Sounds like you cut it when it was still warm out of the oven. Even though its super tempting to eat it when it is still steamy out of the oven this will make it go stale faster. wait for it to cool to room temp before cutting it.

Ascorbic acid - litraly vitamin C. It stops one of the main mechanisms of staling, called retrogradation. This is when the water molecules that are separating the starch from forming long chains fall out (dehydrogenate/degelatinisation) and allow it to recrystalise with other sugars in the bread.

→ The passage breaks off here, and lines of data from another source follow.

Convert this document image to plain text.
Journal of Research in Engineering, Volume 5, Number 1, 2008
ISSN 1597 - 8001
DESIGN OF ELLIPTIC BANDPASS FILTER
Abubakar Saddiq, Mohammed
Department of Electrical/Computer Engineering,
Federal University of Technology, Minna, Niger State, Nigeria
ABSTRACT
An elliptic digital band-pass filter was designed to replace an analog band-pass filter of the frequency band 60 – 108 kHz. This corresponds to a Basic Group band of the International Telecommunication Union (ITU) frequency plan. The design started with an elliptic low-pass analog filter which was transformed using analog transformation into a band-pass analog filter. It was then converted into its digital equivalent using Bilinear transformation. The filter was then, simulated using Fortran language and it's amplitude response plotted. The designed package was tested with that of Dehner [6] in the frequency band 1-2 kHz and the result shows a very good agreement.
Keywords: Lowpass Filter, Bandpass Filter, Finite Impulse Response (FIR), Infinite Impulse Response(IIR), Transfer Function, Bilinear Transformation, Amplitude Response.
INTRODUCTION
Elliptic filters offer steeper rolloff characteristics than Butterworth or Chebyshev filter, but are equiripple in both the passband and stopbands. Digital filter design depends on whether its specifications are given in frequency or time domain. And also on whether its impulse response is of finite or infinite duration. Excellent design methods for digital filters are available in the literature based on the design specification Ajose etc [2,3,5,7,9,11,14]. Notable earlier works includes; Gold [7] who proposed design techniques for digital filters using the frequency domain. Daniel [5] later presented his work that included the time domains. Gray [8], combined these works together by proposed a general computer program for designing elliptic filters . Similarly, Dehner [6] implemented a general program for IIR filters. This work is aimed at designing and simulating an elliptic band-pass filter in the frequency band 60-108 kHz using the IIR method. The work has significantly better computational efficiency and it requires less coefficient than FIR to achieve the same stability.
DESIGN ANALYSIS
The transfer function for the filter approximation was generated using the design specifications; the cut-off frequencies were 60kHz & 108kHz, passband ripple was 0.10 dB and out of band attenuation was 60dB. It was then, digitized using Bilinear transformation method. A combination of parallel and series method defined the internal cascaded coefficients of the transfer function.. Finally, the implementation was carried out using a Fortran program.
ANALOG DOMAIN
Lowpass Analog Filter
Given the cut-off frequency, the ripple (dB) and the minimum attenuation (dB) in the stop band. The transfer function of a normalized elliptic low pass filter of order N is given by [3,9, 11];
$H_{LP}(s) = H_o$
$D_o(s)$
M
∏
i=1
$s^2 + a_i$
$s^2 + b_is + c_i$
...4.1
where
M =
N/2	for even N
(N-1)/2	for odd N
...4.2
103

The more gluten in your bread, the slower it will go stale. So longer knead/higher protein flour.

>>9380025
Fat does also help with the bread going stale. But 1 tbs will make a slightly noticeable difference to the dough imo. Fats will also "lubricate" the gluten in the bread. Think of gluten as a rubber in the bread, its made up of two types of protien that are like long stretchy pubic hairs all tangled up. The more you knead the dough the more you develop the gluten and the more there is, but triglycerides (fats) will let the protien strands that make up gluten slide past each other. So your rubber becomes less like a hard bouncy ball, and more like strechy gum. One tbs will change it a bit, but give it a try.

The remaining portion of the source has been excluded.